I don't believe she ever played with the bear. But she wore out the box.
She so loved that box that I brought home others, one in particular was large enough that she could easily climb inside to play, with room to spare. She directed me to where she wanted windows and doors to be cut, and then decorated the box with random drawings and stickers.
That box became a fixture in our living room for a while, but gradually become ragged and sagging and crusted with food. Eventually, I began to worry that it might harbor disease, but Celeste so loved her box that I couldn't bear the idea of taking it away. I decided to gradually wean her from the box by moving it to less accessible places, but that only made it worse.
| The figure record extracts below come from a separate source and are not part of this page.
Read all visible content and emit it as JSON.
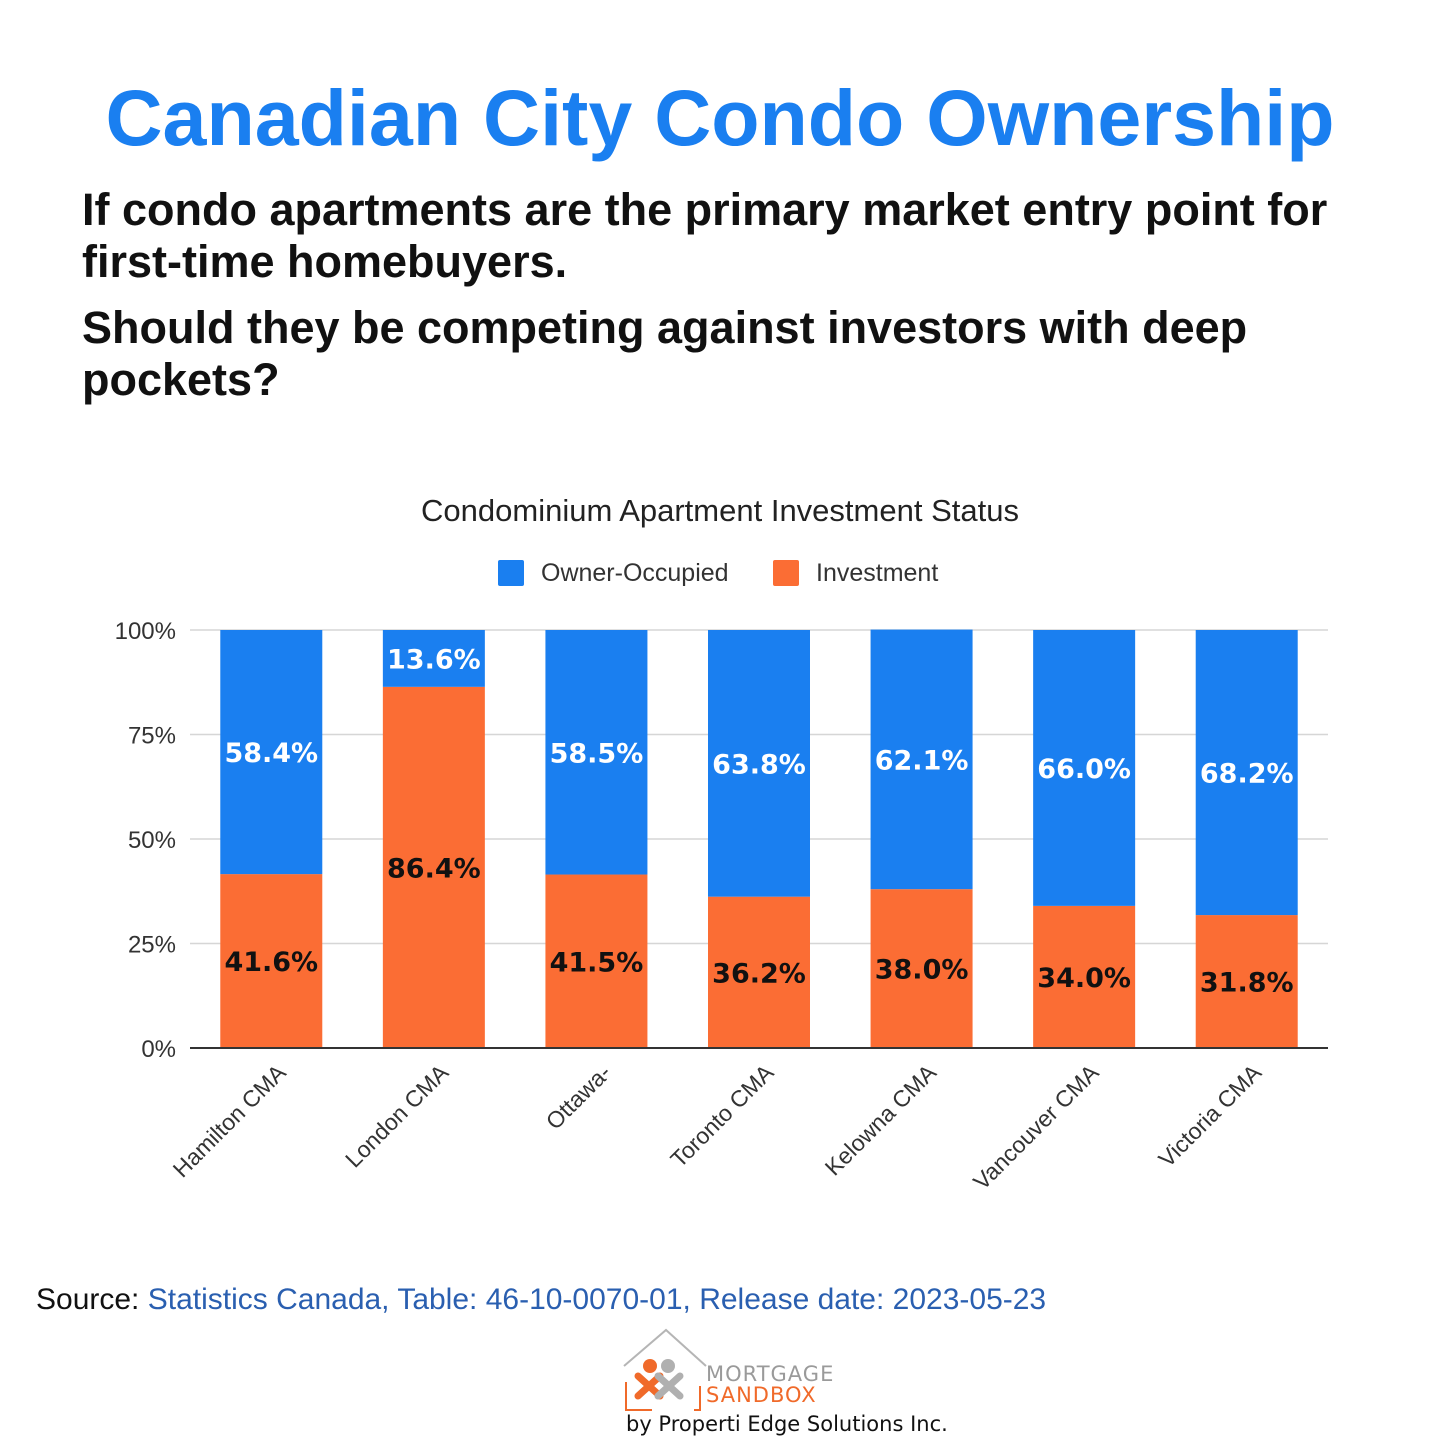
{
  "header": {
    "title": "Canadian City Condo Ownership",
    "question_1": "If condo apartments are the primary market entry point for first-time homebuyers.",
    "question_2": "Should they be competing against investors with deep pockets?"
  },
  "chart_data": {
    "type": "bar",
    "stacked": true,
    "title": "Condominium Apartment Investment Status",
    "categories": [
      "Hamilton CMA",
      "London CMA",
      "Ottawa-",
      "Toronto CMA",
      "Kelowna CMA",
      "Vancouver CMA",
      "Victoria CMA"
    ],
    "series": [
      {
        "name": "Owner-Occupied",
        "color": "#1a7ff0",
        "values": [
          58.4,
          13.6,
          58.5,
          63.8,
          62.1,
          66.0,
          68.2
        ]
      },
      {
        "name": "Investment",
        "color": "#fb6d34",
        "values": [
          41.6,
          86.4,
          41.5,
          36.2,
          38.0,
          34.0,
          31.8
        ]
      }
    ],
    "data_labels": {
      "Owner-Occupied": [
        "58.4%",
        "13.6%",
        "58.5%",
        "63.8%",
        "62.1%",
        "66.0%",
        "68.2%"
      ],
      "Investment": [
        "41.6%",
        "86.4%",
        "41.5%",
        "36.2%",
        "38.0%",
        "34.0%",
        "31.8%"
      ]
    },
    "yticks": [
      "0%",
      "25%",
      "50%",
      "75%",
      "100%"
    ],
    "ylim": [
      0,
      100
    ],
    "grid": true,
    "legend_position": "top-center"
  },
  "source": {
    "label": "Source:",
    "text": "Statistics Canada, Table: 46-10-0070-01, Release date: 2023-05-23"
  },
  "logo": {
    "line1": "MORTGAGE",
    "line2": "SANDBOX",
    "byline": "by Properti Edge Solutions Inc."
  }
}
Instead of just a playhouse, the box became a playmate, since it was now playing hide-and-seek.
When it finally became so nasty I knew it had to go, I dragged it out to the curb on trash day. That evening Celeste made one quick search of the house, then moved on -- to the new box I'd brought her.
There was something fascinating with how she could take a simple box and transform it from ordinary packaging into a castle or a tunnel or a car.
Alison Gopnik, a professor of psychology at the University of California-Berkeley, believes that simple empty boxes prompt children to use their imaginations, and that by doing so, they become more readily able to consider alternatives that aren't given to them. They become better at coming up with their own possibilities and alternatives and develop planning skills.
"Imagining different things a box could be is really an important intellectual feat," Gopnik told the Huffington Post. She said fancy electronic learning toys aren't necessarily any better than something as simple as a box or craft materials.
Anyone who has ever spent time with small children has witnessed children abandoning fancy toys in favor of the packaging the toy came in. Boxes become a blank canvas for their imaginations. A child's mind becomes supercharged by the possibilities, rather than having their play dictated by what the toy is supposed to be, how it's supposed to be played with.
If I had those early Christmases with Celeste to do over again, I'd buy far fewer toys. And bring home more empty boxes instead.